Gruber and Thompson suggest that perhaps the way forward is to lean into an identity as a low-end gaming console. Maybe amp up the processor power, bundle a controller, and try to use Apple Arcade to emphasize that this is a box that is for more than watching video.

The thing is, that’s really been the story of the Apple TV for the last few years, and so far as I can tell, it’s basically gone nowhere.

My Apple TV 3 is long in the tooth. Now we want to watch a show on HBO, which it no longer supports. But, and I’ve been thinking this for a year or two, this is not a good time to buy an Apple TV 4. It’s still got that awful remote, and surely version 5 will be out soon. I should probably just buy a Roku, now that they support AirPlay and iTunes content. I would miss the Flickr screensaver, though.

John Gruber (tweet):

Really, Apple Arcade is the only recent evidence that Apple remains strongly committed to the Apple TV platform. Every single Apple Arcade game is available on Apple TV — which is difficult for games designed for touchscreen phones.

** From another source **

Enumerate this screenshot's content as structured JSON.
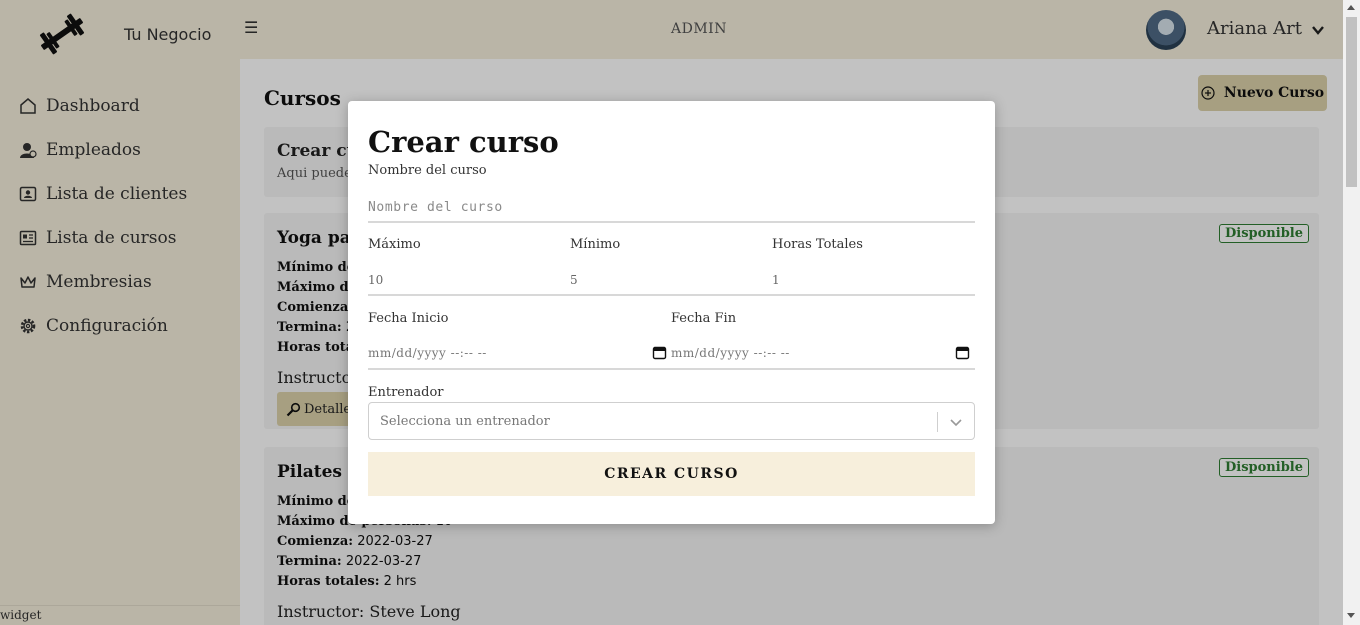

And I will bet that it’s been difficult for some games performance-wise to achieve 30+ FPS on Apple TV 4K. I think Apple’s requirement that Arcade games not just play but play well on Apple TV is a sign that they’re committed.

Cory Zanoni:

If my Apple TV 4K packed it in today, I’d buy a new one. Options are limited here in Australia and I’m not sold on Chromecasts or Fire Sticks. Asking Siri to jump through videos is just that good. The screensavers are incredible. tvOS, neglected as it is, is smooth. Then there are the services: Music and Fitness+ have their hooks in me.

Previously:

Update (2021-02-22): John Gruber:

Also, Apple TV is the only box known to protect your privacy. I think Roku is pretty bad in that regard — that’s how they sell for such low prices.

Jason Snell:

I think this is overstated. Roku defaults to tracking, you can turn it off.

Dman:

You can’t fully turn off Roku tracking. All you can do is turn off the most egregious kinds of profiling but Roku still tracks your usage patterns and what you watch / search for and there is NO WAY to turn that off.

John Gruber:

But even on an Apple TV box, you’re at the mercy of each app you use, and the major streaming services all collect information on everything you do.

[…]

But Roku (and similar boxes, and smart TVs) track you at the system level.

Benjamin Mayo:

What I want, what everyone wants, is a modern Apple TV with an updated processor. We will pay for the niceness. At $99, we’re sold. Like all of Apple’s products, the Apple TV should aim to fill the segment of the market that toes the line between being accessible to the masses and being aspirational luxury.

Mike Rockwell:

I’ve been a fan of the Siri Remote since day one. The ability to control HomeKit devices with my voice, being able to quickly swipe through lists, and essentially acting as a universal remote is just so nice. We don’t use any other remotes in our house. The Apple TV remote turns our TV on and off, controls the volume of our receiver, and interacts with the only non-game console connected to our television.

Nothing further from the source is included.